Van Pelt received his license as a pilot in 1841. He was a pilot and part-owner of the pilot boats New York, Enchantress, Isaac Webb, and Columbia.

In 1845, Van Pelt and John McGinn lead an opposition to the newly formed Board of Pilot Commissioners. Van Pelt later realized that the fight against the board was a losing one. On October 10, 1860, Van Pelt signed a statement that he was satisfied with the representation that he had received from the New York Board of Commissioners of Pilots.

Van Pelt was in command of the pilot boat Isaac Webb, built for the New York Pilots' Association on October 31, 1860. He was registered as the ship master of the Isaac Webb in the American Lloyd's Register of American and Foreign Shipping from 1861 to 1879.

The pilot boat Columbia, No. 8, was built for Captain Van Pelt and other New York pilots, to take the place of the pilot boat Isaac Webb, No. 8, that went ashore in a dense fog off Point Judith, Rhode Island, in July 1879. At the launch, the christening was performed by Augustus Van Pelt's daughter, Mary Louis Van Pelt, who broke the customary bottle of champagne over the bow of the vessel. The company of captains that owned the Columbia were: Augustus Van Pelt, Benjamin Simonson, Henry E. Sequine, Stephen H. Jones, Christopher M. Wolf, and Daniel V. Jones.

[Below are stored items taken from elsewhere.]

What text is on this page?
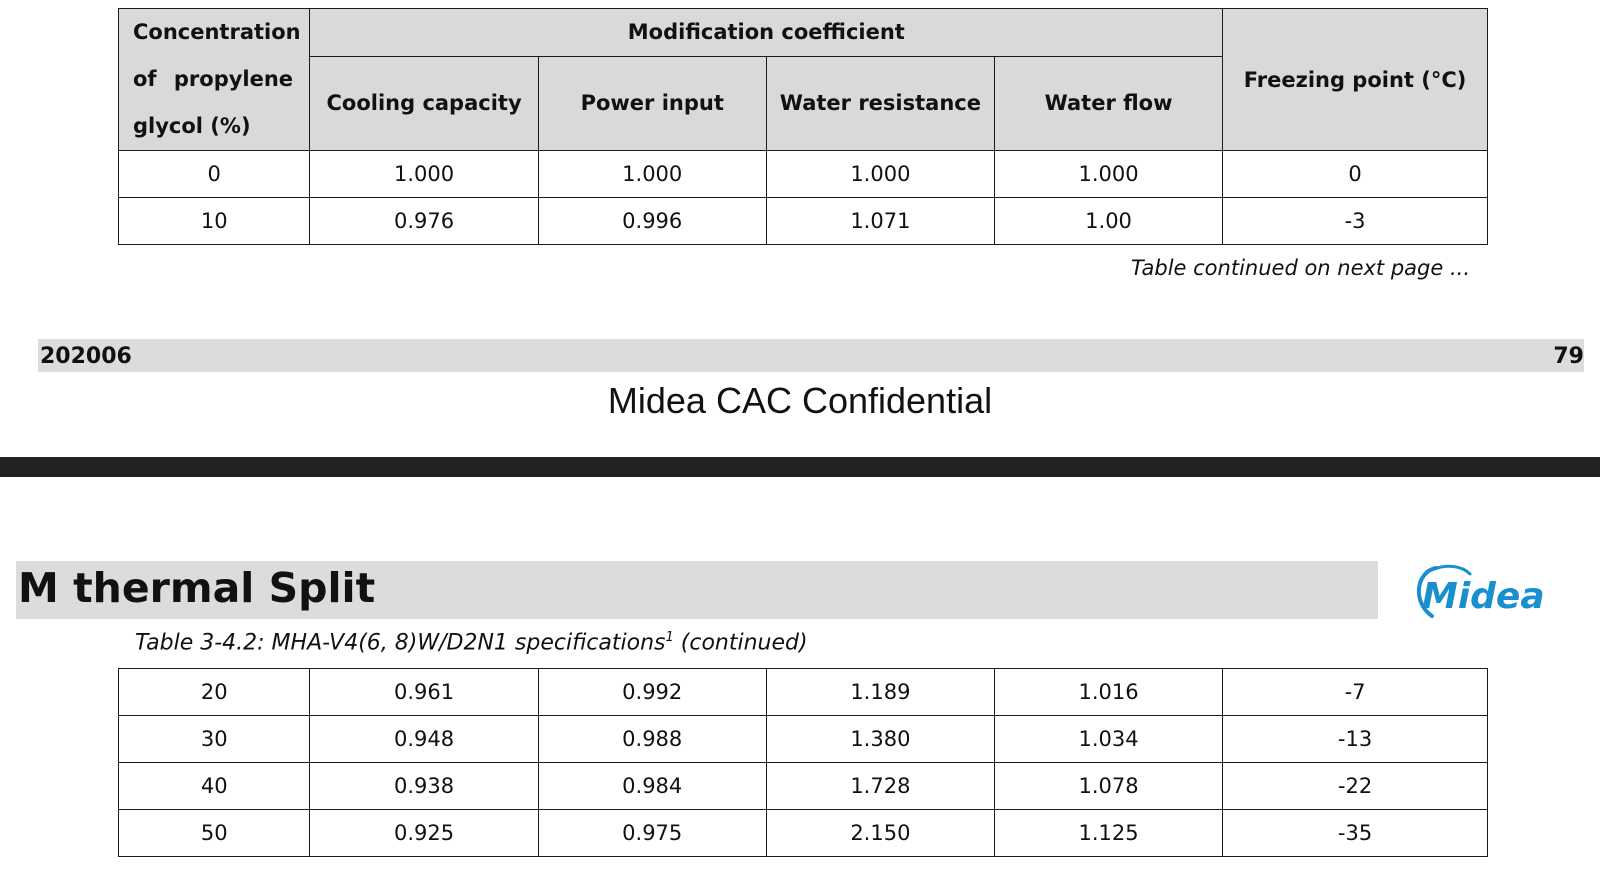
Concentration
of propylene
glycol (%)	Modification coefficient				Freezing point (°C)
	Cooling capacity	Power input	Water resistance	Water flow	
0	1.000	1.000	1.000	1.000	0
10	0.976	0.996	1.071	1.00	-3
Table continued on next page ...
202006	79
Midea CAC Confidential
M thermal Split	Midea
Table 3-4.2: MHA-V4(6, 8)W/D2N1 specifications$^1$ (continued)
20	0.961	0.992	1.189	1.016	-7
30	0.948	0.988	1.380	1.034	-13
40	0.938	0.984	1.728	1.078	-22
50	0.925	0.975	2.150	1.125	-35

In November 1879, Van Pelt, Captain Walter Brewer and Captain Josiah Johnson were on a New York Board of Commissioners of Pilots committee to confer with merchants and shipowners regarding legislation of a bill to reduce the pilot fees.

On December 2, 1883, the Columbia, No. 8, was run down and sank off Fire Island to the south shore of Long Island, New York, by the Guion Line steamer SS Alaska. All hands were lost in this disaster. Van Pelt was not on the Columbia, but still one of the owners. Van Pelt filed a lawsuit in the United States district court against the steamship claiming $18,100 in damages on behalf of the widows of the men that were lost on the pilot boat.

==Death==

Van Pelt died on October 18, 1889, in Tompkinsville, Staten Island. Funeral services were held at his home. He was buried at the Moravian Cemetery in New Dorp, Staten Island.